Un aspetto molto importante dell'effetto fotoelettrico è che se la frequenza è troppo bassa (cioè inferiore alla frequenza di soglia), i fotoni non avranno abbastanza energia per liberare alcun elettrone. Non importa quanti fotoni si inviano al materiale: non ci saranno elettroni liberi e l'effetto fotoelettrico non avrà luogo.
Se invece la frequenza dei fotoni è sufficientemente alta (cioè superiore alla frequenza di soglia), il numero di elettroni liberati sarà proporzionale al numero di fotoni che colpiscono il metallo. La frequenza specifica della luce determinerà l'energia cinetica con cui gli elettroni lasciano il materiale.
Fig. 2 - L'energia cineticadelle'elettrone è data dalla differenza tra l'energia del fotone (qui, \(h \nu\)) e l'energia utilizzata per rimuovere l'elettrone dalla lastra metallica (\( \Phi\)).
Un elettrone emesso da una lastra di rame ha un'energia cinetica di \(2{,}0 \, \mathrm{eV}\). Si desidera determinare l'energia e la frequenza del fotone che ha rilasciato l'elettrone.
Il lavoro di estrazione del rame (Cu) è di \( 5\, \mathrm{eV}\). Questa è l'energia necessaria per rilasciare il primo elettrone:
\[ \Phi = 5 \, \mathrm{eV}\,.\]
Se l'energia cinetica dell'elettrone dopo l'impatto del fotone è di \(2{,}0 \, \mathrm{eV}\), l'energia del fotone deve essere la somma di entrambe:
\[ E_{fotone}= (5 + 2) \, \mathrm{eV} = 7 \, \mathrm{eV} \,.\]
Poiché \(1 \: \mathrm{eV} = 1,6 \times 10^{-19} \, \mathrm{J} \), si ottiene:
\[E_{fotone}= 11,22 \times 10^{-19} \, \mathrm{J}\,. \]
Poiché l'energia del fotone è uguale alla costante di Planck moltiplicata per la frequenza del fotone, possiamo ricavare la fequenza \( \nu\) dalla seguente relazione:
\[ \nu = \frac {E_{fotone}}{h} = \frac{11,22 \times 10^{-19} \, \mathrm{J}}{6,62 \times 10^{-34}\, \mathrm{J} \,\mathrm{ s^{-1}}}= 1,69 \times 10^{15} \, \mathrm{Hz}\,.\]
Per rilasciare un fotoelettrone, è necessario colpire il metallo con fotoni di energia uguale o maggiore del lavoro di estrazione del metallo.
Prima dell'interpretazione di Einstein, si pensava che aumentando l'intensità della radiazione sarebbe aumentata l'energia degli elettroni emessi.

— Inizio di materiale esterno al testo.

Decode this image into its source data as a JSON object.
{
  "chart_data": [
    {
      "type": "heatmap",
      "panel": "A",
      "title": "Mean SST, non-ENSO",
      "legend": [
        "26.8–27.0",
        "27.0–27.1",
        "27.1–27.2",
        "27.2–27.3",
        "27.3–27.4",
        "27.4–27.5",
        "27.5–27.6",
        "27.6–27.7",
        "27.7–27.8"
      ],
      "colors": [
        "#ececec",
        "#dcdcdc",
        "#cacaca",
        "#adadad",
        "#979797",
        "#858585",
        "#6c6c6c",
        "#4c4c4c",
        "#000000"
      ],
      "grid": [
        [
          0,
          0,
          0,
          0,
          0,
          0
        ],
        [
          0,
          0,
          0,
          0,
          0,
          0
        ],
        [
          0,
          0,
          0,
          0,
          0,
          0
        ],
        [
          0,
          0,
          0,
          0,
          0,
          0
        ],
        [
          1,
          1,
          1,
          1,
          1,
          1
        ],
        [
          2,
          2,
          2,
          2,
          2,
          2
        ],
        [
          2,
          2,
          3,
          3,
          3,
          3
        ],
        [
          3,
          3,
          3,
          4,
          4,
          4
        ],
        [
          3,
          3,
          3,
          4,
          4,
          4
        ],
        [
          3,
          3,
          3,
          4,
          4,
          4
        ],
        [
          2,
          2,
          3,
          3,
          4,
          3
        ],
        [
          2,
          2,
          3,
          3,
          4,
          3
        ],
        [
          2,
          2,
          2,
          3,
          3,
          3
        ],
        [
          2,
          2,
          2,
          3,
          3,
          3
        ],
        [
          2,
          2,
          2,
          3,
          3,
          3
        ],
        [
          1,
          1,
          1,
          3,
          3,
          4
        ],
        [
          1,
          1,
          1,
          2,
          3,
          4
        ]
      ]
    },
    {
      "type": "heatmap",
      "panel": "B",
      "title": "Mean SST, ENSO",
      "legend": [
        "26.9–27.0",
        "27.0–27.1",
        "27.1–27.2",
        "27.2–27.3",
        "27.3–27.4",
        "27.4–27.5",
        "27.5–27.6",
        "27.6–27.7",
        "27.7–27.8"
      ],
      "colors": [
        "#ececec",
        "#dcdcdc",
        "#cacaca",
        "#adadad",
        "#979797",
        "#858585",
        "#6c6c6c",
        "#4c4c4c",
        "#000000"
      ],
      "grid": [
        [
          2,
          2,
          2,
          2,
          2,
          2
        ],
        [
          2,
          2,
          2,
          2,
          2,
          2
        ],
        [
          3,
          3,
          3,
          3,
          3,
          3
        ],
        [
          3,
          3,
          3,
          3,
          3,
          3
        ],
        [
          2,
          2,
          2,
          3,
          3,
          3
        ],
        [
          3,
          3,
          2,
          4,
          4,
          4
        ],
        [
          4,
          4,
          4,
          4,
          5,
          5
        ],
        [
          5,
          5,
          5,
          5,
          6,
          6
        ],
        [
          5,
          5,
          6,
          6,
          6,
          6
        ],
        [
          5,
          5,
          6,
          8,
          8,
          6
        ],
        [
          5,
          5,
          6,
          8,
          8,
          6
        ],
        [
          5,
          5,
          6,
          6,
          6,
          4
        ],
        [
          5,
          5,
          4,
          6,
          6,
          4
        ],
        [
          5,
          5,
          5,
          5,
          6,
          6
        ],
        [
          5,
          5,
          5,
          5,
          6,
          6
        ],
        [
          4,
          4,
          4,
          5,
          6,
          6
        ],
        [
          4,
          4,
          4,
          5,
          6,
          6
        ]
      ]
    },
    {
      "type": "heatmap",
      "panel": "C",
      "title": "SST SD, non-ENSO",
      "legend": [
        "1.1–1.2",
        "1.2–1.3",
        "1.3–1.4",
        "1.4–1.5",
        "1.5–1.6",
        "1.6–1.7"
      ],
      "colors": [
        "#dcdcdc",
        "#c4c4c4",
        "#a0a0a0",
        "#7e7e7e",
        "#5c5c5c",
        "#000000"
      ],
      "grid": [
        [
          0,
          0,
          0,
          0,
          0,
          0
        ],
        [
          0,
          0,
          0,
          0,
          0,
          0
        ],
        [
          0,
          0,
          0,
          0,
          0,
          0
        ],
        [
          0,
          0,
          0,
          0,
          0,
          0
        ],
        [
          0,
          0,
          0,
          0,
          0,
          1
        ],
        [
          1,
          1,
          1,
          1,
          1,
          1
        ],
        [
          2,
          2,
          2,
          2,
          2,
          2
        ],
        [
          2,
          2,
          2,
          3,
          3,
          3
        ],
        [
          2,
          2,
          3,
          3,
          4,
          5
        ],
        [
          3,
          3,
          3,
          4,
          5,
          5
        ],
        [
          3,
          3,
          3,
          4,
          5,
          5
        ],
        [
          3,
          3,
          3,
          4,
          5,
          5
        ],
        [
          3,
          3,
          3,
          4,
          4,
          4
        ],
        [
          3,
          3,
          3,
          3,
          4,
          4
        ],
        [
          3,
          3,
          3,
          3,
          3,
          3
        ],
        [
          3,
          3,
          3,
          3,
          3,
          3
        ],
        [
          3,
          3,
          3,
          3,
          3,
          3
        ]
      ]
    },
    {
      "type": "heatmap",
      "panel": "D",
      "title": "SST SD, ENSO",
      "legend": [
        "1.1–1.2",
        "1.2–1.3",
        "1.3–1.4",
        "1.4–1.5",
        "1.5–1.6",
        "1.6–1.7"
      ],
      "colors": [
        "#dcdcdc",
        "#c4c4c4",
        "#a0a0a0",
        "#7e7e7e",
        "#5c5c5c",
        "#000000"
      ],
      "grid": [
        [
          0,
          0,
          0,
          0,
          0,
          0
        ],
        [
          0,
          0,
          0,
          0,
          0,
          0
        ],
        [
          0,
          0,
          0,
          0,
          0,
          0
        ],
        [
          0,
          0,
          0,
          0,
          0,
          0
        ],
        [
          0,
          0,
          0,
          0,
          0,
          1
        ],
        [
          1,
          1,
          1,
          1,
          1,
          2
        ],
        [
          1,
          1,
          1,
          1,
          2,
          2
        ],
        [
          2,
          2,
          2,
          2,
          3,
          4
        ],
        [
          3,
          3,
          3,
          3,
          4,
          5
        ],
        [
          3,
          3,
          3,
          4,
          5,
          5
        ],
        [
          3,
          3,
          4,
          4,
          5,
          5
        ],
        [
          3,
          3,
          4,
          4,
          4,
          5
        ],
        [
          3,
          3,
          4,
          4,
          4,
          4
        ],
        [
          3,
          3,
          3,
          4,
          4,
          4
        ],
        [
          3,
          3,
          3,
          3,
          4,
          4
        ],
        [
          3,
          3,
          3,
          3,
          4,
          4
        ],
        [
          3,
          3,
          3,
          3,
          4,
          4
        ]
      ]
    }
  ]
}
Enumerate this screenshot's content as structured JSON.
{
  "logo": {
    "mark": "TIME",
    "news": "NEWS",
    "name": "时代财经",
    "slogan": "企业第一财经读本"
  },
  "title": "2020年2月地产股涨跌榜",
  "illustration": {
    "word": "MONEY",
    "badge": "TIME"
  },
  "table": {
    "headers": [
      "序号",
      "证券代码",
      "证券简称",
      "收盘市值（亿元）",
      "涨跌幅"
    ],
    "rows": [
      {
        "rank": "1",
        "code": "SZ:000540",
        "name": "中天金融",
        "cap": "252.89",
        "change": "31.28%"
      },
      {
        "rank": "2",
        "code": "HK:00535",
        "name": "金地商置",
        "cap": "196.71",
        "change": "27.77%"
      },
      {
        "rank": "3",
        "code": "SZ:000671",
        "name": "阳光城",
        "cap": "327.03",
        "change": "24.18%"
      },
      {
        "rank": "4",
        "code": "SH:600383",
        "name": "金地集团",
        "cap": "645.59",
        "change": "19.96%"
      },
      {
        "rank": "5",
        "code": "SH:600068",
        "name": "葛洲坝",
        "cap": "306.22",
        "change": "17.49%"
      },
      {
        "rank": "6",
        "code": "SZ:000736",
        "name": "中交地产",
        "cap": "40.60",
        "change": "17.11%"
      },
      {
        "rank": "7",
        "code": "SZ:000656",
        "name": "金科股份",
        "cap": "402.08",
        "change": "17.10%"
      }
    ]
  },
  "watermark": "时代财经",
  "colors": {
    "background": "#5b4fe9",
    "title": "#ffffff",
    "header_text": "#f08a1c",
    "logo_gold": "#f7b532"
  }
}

Tuttavia, gli esperimenti mostravano che il numero di elettroni emessi variava con l'intensità della radiazione, ma non la loro energia.
La relazione tra l'energia cinetica degli elettroni emessi e la frequenza della radiazione mostra che l'energia dei fotoni è direttamente proporzionale alla loro frequenza.
Fig. 1 - Photoelectric_effect_in_a_solid_-_diagram.svg (https://commons.wikimedia.org/wiki/File:Photoelectric_effect_in_a_solid_-_diagram.svg) by Ponor is licensed by CC BY-SA 4.0 (https://creativecommons.org/licenses/by-sa/4.0/deed.en)
L'effetto fotoelettrico è un fenomeno che descrive l'emissione di elettroni da una piastra metallica quando quest'ultima è colpita da radiazione elettromagnetica.
Nel 1905, Einstein diede a questo fenomeno l'interpretazione corretta, ipotizzando che la luce fosse composta da particelle discrete con quantità fisse di energia, chiamate fotoni.
L'energia di un fotone è uguale alla costante di Planck h moltiplicata per la frequenza della razdiazione ν: E = h ν.